SEC Corporation Finance Division goes blockchain-proactive
The U.S. Security and Exchange Commission (SEC) has introduced a new role in the Division of Corporate Finance, stated on Monday’s press release. Valerie Szczepanik will be the first to fill in the position of “Senior Advisor for Digital Assets and Innovation”.
In the secure world more agents appears now to protect blockchain
Ms. Szczepanik, who has previously led the SEC Distributed Ledger Working Group, will moreover serve as Associate Director of the Division of Corporate Finance.
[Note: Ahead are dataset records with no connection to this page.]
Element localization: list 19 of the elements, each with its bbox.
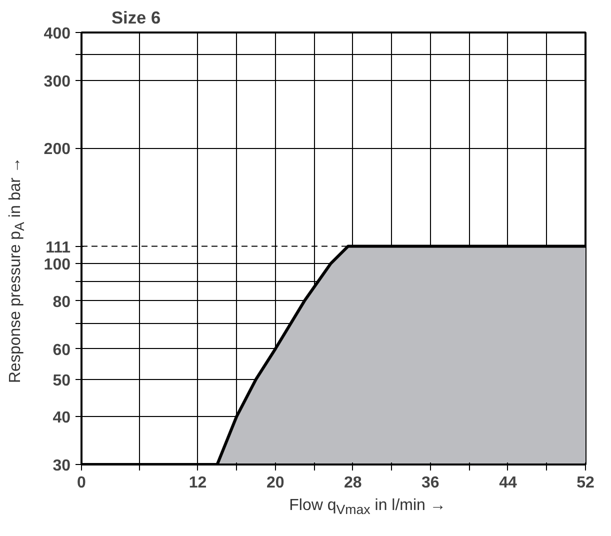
x-tick-label: 0: [77, 474, 86, 492]
x-tick-label: 52: [576, 474, 594, 492]
x-tick-label: 20: [266, 474, 284, 492]
y-tick-label: 300: [44, 73, 71, 90]
y-tick-label: 60: [52, 342, 71, 359]
y-tick-label: 50: [52, 372, 71, 390]
y-tick-label: 200: [44, 141, 71, 158]
x-axis-title: Flow q$_{Vmax}$ in l/min →: [289, 496, 446, 520]
x-tick-label: 44: [499, 474, 517, 492]
x-tick-label: 28: [344, 474, 362, 492]
y-tick-label: 100: [44, 256, 71, 274]
y-tick-label: 111: [46, 239, 71, 256]
y-tick-label: 400: [44, 26, 71, 42]
chart-title: Size 6: [112, 8, 161, 28]
y-tick-label: 40: [52, 410, 71, 427]
y-tick-label: 80: [52, 294, 71, 311]
y-tick-label: 30: [52, 458, 71, 474]
x-tick-label: 12: [188, 474, 207, 492]
x-tick-label: 36: [422, 474, 440, 492]
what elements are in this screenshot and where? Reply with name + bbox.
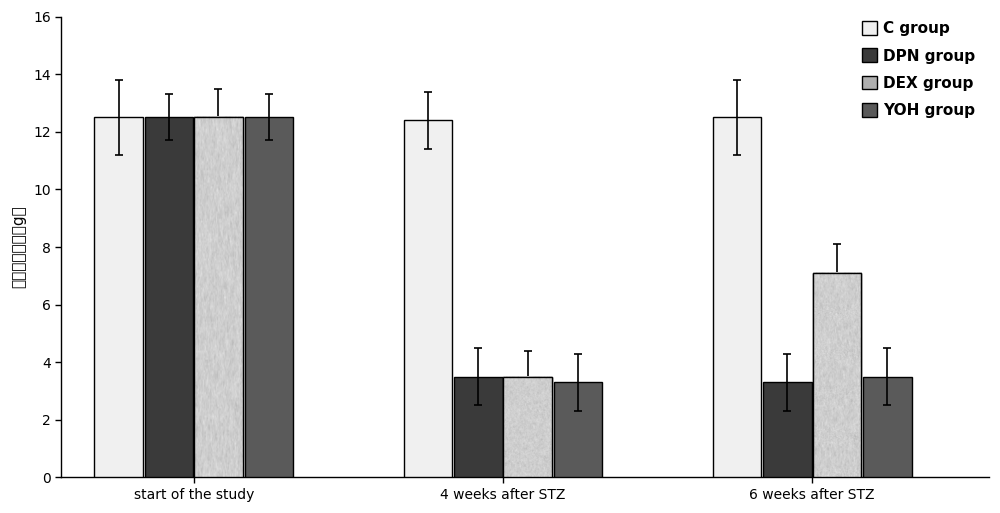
Bar (404, 121, 452, 478)
Bar (763, 382, 812, 478)
Bar (813, 273, 861, 478)
Legend: C group, DPN group, DEX group, YOH group: C group, DPN group, DEX group, YOH group (856, 15, 981, 124)
Bar (194, 117, 243, 478)
Bar (713, 117, 761, 478)
Bar (194, 117, 243, 478)
Bar (503, 377, 552, 478)
Bar (813, 273, 861, 478)
Bar (454, 377, 503, 478)
Y-axis label: 机械缩足阀値（g）: 机械缩足阀値（g） (11, 206, 26, 288)
Bar (245, 117, 293, 478)
Bar (554, 382, 602, 478)
Bar (503, 377, 552, 478)
Bar (863, 377, 912, 478)
Bar (94, 117, 143, 478)
Bar (145, 117, 193, 478)
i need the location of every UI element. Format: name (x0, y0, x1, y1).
As it is stated on the press release, in her new role she will "coordinate efforts across all SEC Divisions and Offices regarding the application of U.S. securities laws to emerging digital asset technologies and innovations, including initial coin offerings and cryptocurrencies."
"I am excited to take on this new role in support of the SEC's efforts to address digital assets and innovation as it carries out its mission to facilitate capital formation, promote fair, orderly, and efficient markets, and protect investors, particularly Main Street investors," Ms. Szczepanik commented.
The SEC has recently demonstrated the commitment to develop optimal regulations for cryptocurrencies. Established in 1934, SEC is an independent agency of the U.S. Federal Government, that is responsible for maintaining fair and orderly markets, protecting investors and enable capital formation. The division that is specialized in cryptocurrency regulations and the blockchain technology itself is the Distributed Ledger Technology Working Group.
Probably the first time when SEC officially referred token to a security one was their statement on the DAO hack investigation on July 25, 2017. “The SEC's Report of Investigation found that tokens offered and sold by a "virtual" organization known as "The DAO" were securities and therefore subject to the federal securities laws,” stated in the press release. Now an equal division of SEC is working on cryptocurrency regulations and studying the technology. As we wrote earlier, SEC recently launched faked ICO and called it HoweyCoin, referring to the Howey Test that verifies if an asset is a security. The goal was to point out the markers of fraudulent token sales.